A small Node.js bot listens to Slack / Discord webhooks, then posts to Better Messages via REST when a message comes in. Use the WordPress Application Password for the bot's user account.

Zapier / n8n / Make automation

The REST API works with any HTTP automation tool. Trigger workflows from "new message in thread X" or post messages from external systems.

AI extensions beyond the built-in bots

Build a custom AI processor that subscribes to message-created events (via webhook or polling) and posts AI-generated replies as a bot user. The built-in AI Chat Bots cover most cases; the REST API is for the niche.

How to start

  1. Install Better Messages from WordPress.org and activate it.
  2. Read the REST API Reference for endpoint details.
  3. (Optional) Read the Hooks & Functions Reference for server-side extension points.
  4. (Optional) Read the llms.txt and llms-full.txt for AI-assistant-friendly versions of the API docs.
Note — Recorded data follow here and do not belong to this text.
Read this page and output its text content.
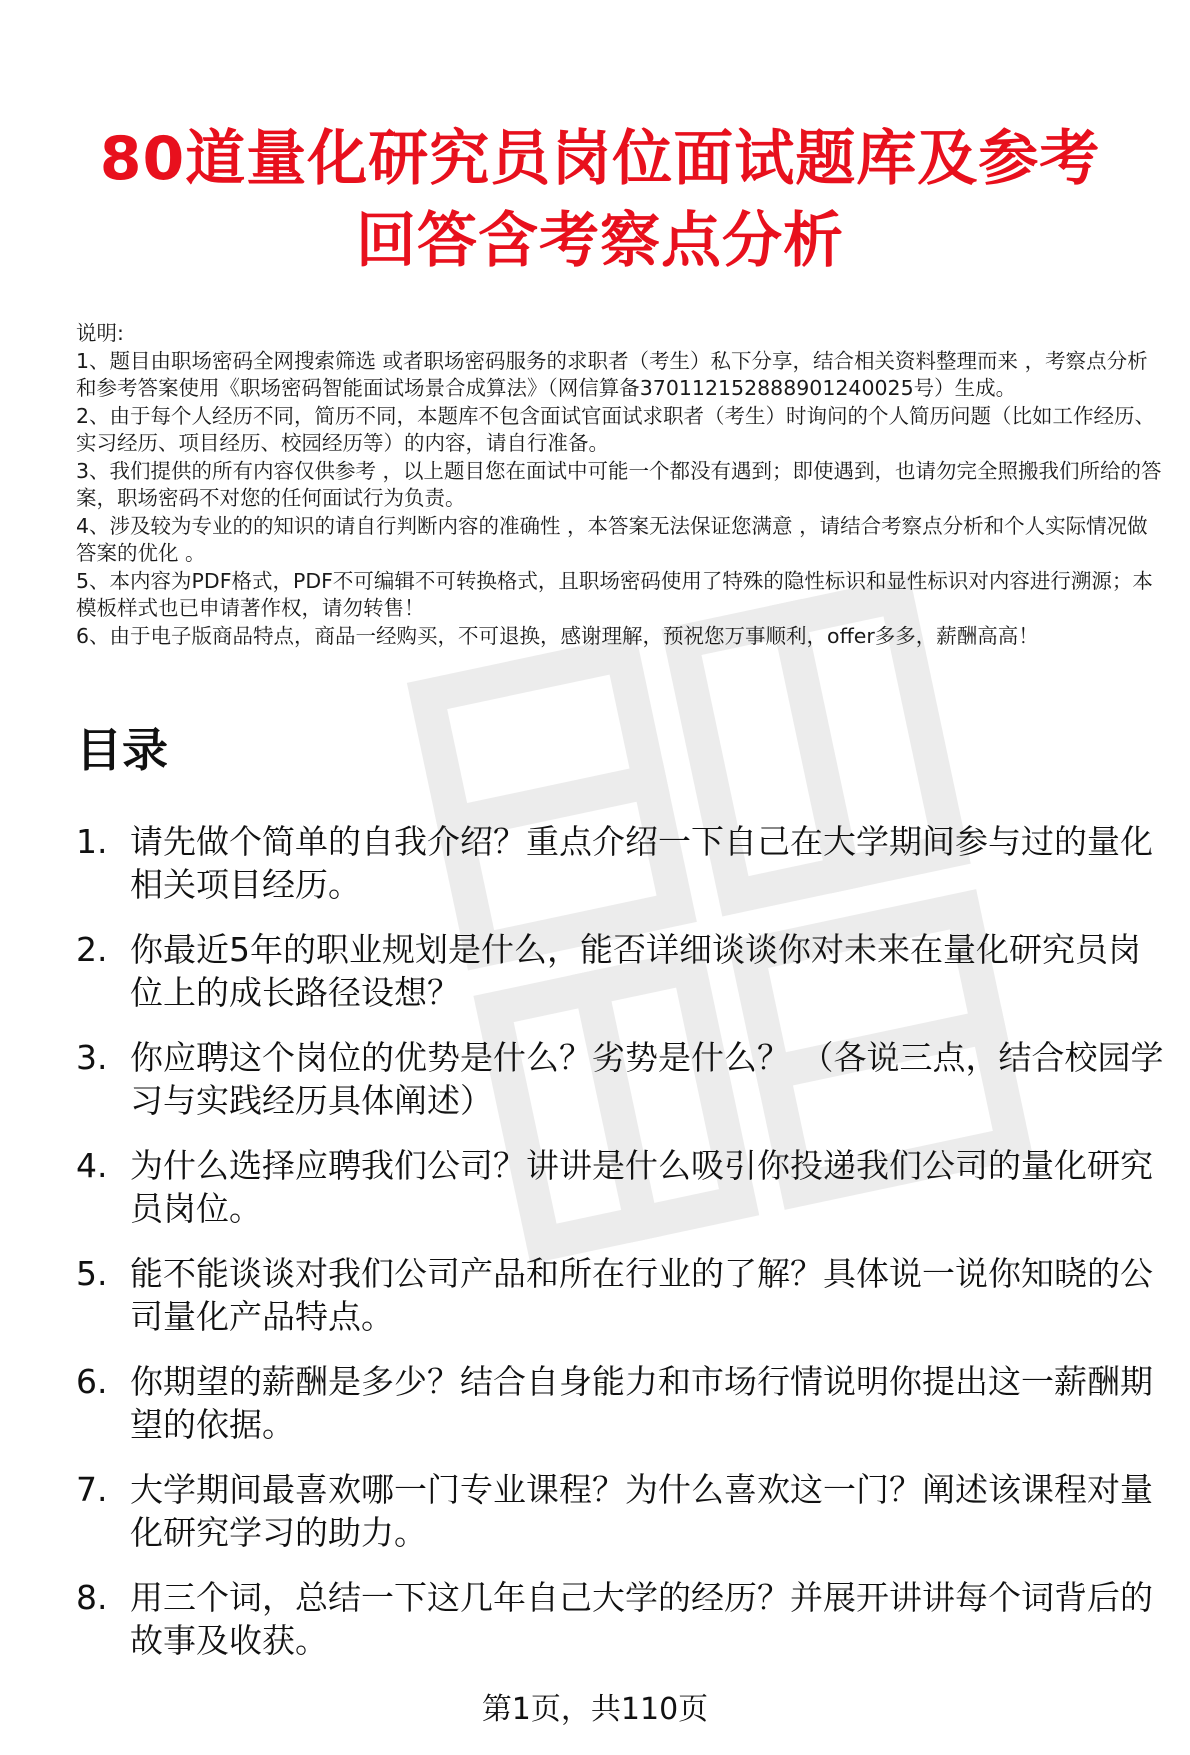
80道量化研究员岗位面试题库及参考回答含考察点分析

说明:

1、题目由职场密码全网搜索筛选 或者职场密码服务的求职者（考生）私下分享，结合相关资料整理而来 ，考察点分析和参考答案使用《职场密码智能面试场景合成算法》（网信算备370112152888901240025号）生成。

2、由于每个人经历不同，简历不同，本题库不包含面试官面试求职者（考生）时询问的个人简历问题（比如工作经历、实习经历、项目经历、校园经历等）的内容，请自行准备。

3、我们提供的所有内容仅供参考 ，以上题目您在面试中可能一个都没有遇到；即使遇到，也请勿完全照搬我们所给的答案，职场密码不对您的任何面试行为负责。

4、涉及较为专业的的知识的请自行判断内容的准确性 ，本答案无法保证您满意 ，请结合考察点分析和个人实际情况做答案的优化 。

5、本内容为PDF格式，PDF不可编辑不可转换格式，且职场密码使用了特殊的隐性标识和显性标识对内容进行溯源；本模板样式也已申请著作权，请勿转售！

6、由于电子版商品特点，商品一经购买，不可退换，感谢理解，预祝您万事顺利，offer多多，薪酬高高！

目录
1. 请先做个简单的自我介绍？重点介绍一下自己在大学期间参与过的量化相关项目经历。
2. 你最近5年的职业规划是什么，能否详细谈谈你对未来在量化研究员岗位上的成长路径设想？
3. 你应聘这个岗位的优势是什么？劣势是什么？ （各说三点，结合校园学习与实践经历具体阐述）
4. 为什么选择应聘我们公司？讲讲是什么吸引你投递我们公司的量化研究员岗位。
5. 能不能谈谈对我们公司产品和所在行业的了解？具体说一说你知晓的公司量化产品特点。
6. 你期望的薪酬是多少？结合自身能力和市场行情说明你提出这一薪酬期望的依据。
7. 大学期间最喜欢哪一门专业课程？为什么喜欢这一门？阐述该课程对量化研究学习的助力。
8. 用三个词，总结一下这几年自己大学的经历？并展开讲讲每个词背后的故事及收获。
第1页，共110页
Frequently asked questions

Is the REST API stable?

Yes — the /better-messages/v1/ namespace is the stable v1 contract. Breaking changes would land under /v2/ with the v1 endpoints kept working.

Do I need the WebSocket version to use the API?

No — every REST endpoint works on the free version. The WebSocket version adds real-time event delivery alongside the REST API — events you would otherwise poll for arrive as WebSocket pushes.

Is there a WebSocket event API for real-time consumers?

Yes — the WebSocket version exposes a socket.io connection that emits events for message-created, message-edited, thread-updated, participant-joined, etc. The same React front-end uses this; you can subscribe to it from your own client.

Can I disable specific endpoints for security?

Yes — every endpoint passes through standard WordPress REST API filters (rest_request_before_callbacks, etc.). Block individual routes with a small mu-plugin if needed.

Does the API have rate limiting?

The plugin's role-based rate limits (see Role-based access for WordPress chat) apply to API requests the same way they apply to UI actions. No separate rate-limiting layer beyond that — combine with a WAF / Cloudflare for raw HTTP rate limiting.

How do guest API consumers authenticate?

Guest registration via POST /guests/register returns an id and secret. Subsequent requests send BM-Guest-ID and BM-Guest-Secret headers. The secret is a 30-character random string; store it securely on the client.